Let $f$ be a continuous, decreasing and integrable function on $\mathbb R^+$. Show the existence of a function $g$ continuous such that.
$g(x+1) - g(x)= f(x)$
All I can see is that :
$f$ is decreasing therefore admits a limit $l$ in $ +\infty$ in $\mathbb R \cup \{-\infty \}$. In addition, $f ∈ L^{1}(\mathbb R^+)$ So $l$ must be $0$.
I add a non-finished proof, it must be polished.

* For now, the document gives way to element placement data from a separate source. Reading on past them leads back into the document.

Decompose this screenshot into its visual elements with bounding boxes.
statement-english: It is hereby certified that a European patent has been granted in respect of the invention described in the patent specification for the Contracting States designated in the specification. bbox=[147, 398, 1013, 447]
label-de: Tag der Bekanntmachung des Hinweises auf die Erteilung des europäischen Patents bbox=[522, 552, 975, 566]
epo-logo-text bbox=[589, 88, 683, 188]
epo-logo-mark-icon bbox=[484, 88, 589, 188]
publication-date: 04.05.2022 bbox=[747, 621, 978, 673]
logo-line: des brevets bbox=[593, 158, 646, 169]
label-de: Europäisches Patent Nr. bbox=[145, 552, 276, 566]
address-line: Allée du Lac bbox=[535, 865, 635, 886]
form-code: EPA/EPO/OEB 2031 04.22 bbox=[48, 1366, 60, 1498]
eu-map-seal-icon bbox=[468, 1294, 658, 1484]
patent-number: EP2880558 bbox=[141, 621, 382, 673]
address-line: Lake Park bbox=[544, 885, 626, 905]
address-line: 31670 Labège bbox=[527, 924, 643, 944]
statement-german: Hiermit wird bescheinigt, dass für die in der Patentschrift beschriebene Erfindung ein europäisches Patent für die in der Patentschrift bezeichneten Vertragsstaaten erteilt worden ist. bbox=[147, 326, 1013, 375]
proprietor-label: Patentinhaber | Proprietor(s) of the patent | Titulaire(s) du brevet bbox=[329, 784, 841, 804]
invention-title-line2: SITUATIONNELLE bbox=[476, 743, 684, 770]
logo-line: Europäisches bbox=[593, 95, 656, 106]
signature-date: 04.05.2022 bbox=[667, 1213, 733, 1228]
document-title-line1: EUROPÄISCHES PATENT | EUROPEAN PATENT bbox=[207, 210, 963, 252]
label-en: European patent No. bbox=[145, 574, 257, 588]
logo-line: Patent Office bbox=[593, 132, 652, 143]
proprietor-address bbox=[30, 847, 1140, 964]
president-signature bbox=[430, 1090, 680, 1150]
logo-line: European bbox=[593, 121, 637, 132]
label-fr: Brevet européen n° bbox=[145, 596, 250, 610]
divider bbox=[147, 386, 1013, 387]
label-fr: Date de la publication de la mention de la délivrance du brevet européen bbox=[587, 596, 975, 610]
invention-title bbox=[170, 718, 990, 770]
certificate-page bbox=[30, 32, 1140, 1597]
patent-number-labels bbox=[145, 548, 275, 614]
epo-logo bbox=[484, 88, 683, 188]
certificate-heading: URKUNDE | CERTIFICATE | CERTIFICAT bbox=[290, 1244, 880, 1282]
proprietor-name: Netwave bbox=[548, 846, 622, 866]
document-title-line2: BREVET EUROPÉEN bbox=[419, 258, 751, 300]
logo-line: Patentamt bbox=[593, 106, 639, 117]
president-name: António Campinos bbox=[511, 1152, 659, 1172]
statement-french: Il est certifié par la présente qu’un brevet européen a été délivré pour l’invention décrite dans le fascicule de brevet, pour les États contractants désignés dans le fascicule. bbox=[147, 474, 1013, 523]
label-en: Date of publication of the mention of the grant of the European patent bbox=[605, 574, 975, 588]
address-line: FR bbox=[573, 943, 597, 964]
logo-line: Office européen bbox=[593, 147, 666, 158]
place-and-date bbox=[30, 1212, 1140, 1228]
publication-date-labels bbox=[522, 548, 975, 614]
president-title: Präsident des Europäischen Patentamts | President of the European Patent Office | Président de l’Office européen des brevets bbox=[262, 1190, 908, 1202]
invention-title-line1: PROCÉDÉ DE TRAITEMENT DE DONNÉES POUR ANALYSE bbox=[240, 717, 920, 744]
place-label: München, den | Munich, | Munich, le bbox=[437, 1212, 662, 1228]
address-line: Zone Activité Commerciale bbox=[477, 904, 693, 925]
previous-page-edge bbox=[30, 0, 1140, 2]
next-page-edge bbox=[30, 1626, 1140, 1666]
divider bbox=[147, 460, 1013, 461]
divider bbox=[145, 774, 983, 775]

Since $f \in L^1(\mathbb R^+)$ and decreasing it follows that $f$ is nonnegative, $ \sum_{n=0}^\infty f(x+n) $ converges for every $x$, and also $\lim_{x\to+\infty} f(x)=0$. Then,
\begin{multline*} f(x)=f(x)-\lim_{t\to+\infty} f(t) = \sum_{n=0}^\infty (f(x+n)-f(x+(n+1)) \\= \sum_{n=0}^\infty f(x+n)-\sum_{n=0}^\infty f((x+1)+n) = g(x+1) - g(x), \end{multline*} where $$ g(x) = - \sum_{n=0}^\infty f(x+n). $$ We must prove that $g$ is continous, that is, we must prove that the series that defines $g$ converges uniformly. Indeed, since $f$ is decreasing, we have $$ \sum_{n=k}^l f(x+n) \leq \int_{k-1}^l f(t) dt \xrightarrow{l,k \to \infty} 0 \quad \forall x, $$ which proves that the series converges uniformly and therefore $g$ is continous.